I vecchi mostri

governo renzi«Rottamare, rifare, fare»: non si può certo dire che, prima di diventare Segretario del Pd, Matteo Renzi non abbia lanciato i suoi slogan forte e chiaro, concentrando su sé stesso l’immagine di matador della sinistra – o almeno delle sue vecchie gerarchie e rappresentanze – e di leader moderno, del nuovo corso.

Lecito aspettarsi quindi, da lui, un cambio radicale della guardia quando ha deciso di raccogliere la campanella maledetta passata in 2 anni dalle mani di tre uomini, per poter finalmente far ripartire il Paese. Ancora più prevedibile, magari, attendersi un totale cambiamento della squadra di Governo, quel Consiglio dei Ministri dai quali gran parte dell’Italia dipende e viene gestita. E inveche, nel turbinio delle emozioni e nella foga delle azioni, qualcosa si deve essere inceppato.
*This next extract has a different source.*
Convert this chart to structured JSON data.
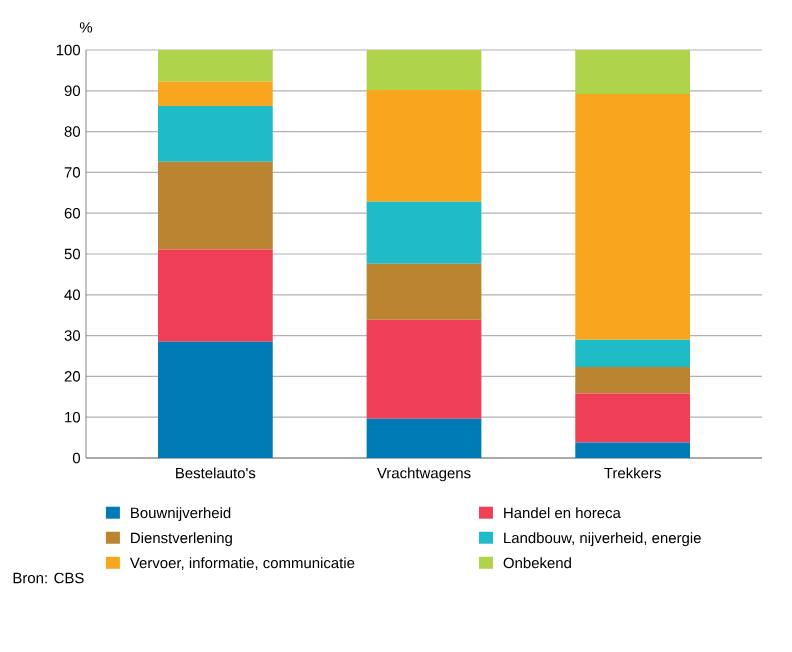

Fatti fuori quei personaggi che molti, in Italia e soprattutto fuori avevano apprezzato, l’ormai ex Sindaco di Firenze ha assecondato molti tra coloro che fino a pochi mesi fa lo avrebbero tranquillamente gettato giù dalla torre e che ora hanno preferito salire sul più sicuro carro della vittoria. A partire da Dario Franceschini: celebre per frasi quali «Bersani ragiona, Renzi recita», spesso definito peggior Segretario del centro-sinistra, pedigree di scrittore (del 2006 il primo dei suoi 4 romanzi) e promosso alla Cultura dove andrà a prendere il posto di Massimo Bray, colui che era riuscito a riportare a casa e in una sede decente i Bronzi di Riace dopo anni di latitanza. Clamoroso il colpo Interni-Esteri, dove chi ha riportato in Italia la Shalabayeva (Bonino) è stata fatta fuori mentre rimane a furor di popolo chi l’ha mandata via «a propria insaputa» (Alfano): solo pochi mesi fa Renzi incalzava nel merito Letta parlando di «messa in gioco della credibilità sui diritti umani». E che dire della Difesa? Renzi nel merito degli F-35 si esprimeva parlando di «soldi buttati via»: regolare, quindi, la cacciata di Mario Mauro, che ne era strenuo difensore. Un po’ più discutibile invece la promozione di Roberta Pinotti, che nel merito si è sempre espressa a favore parlando di buona opportunità lavorativa. Notevole anche la scelta di Pier Carlo Padoan all’Economia, ex consigliere di D’Alema a Palazzo Chigi e rigorista di ferro all’Ocse, che venne definito dal Premio Nobel Paul Krugman come «l’uomo dai cattivi consigli, responsabile della caduta dell’Argentina (nel 2001, ndr) nel baratro».

Ma questi, è innegabile, sono punti di discontiunità con i precedenti esecutivi. Almeno all’anagrafe, perché c’è chi è resistito tra squilli di trombe e feste rionali. Si tratta, per esempio, di Lorenzin alla Sanità e Lupi alle Infrastruture ma anche di Orlando, che dopo aver promosso un bel condono del 20% sulle emissioni industriali inquinanti delle grandi aziende è – giustamente – passato alla Giustizia. E poi quelle nomine che sembrano un po’ fatte per mettere d’accordo tutti: dalla Guidi (ex possibile candidata nelle liste Pdl) allo Sviluppo Economico a Poletti (Coop rosse), passando per Maurizio Martina (volto noto di Confindustria) alle Politiche agricole, ambientali e forestali e concludendo con Gianluca Galletti (Udc) all’Ambiente e Maria Carmela Lanzetta (civatiana dell’ultima ora) agli Affari Regionali.
Siamo sicuri che un nuovo, ulteriore, Governo di “unità nazionale”, così pieno di nei e pure, lo si conceda, conflitti di interesse, possa risolvere tutti i problemi?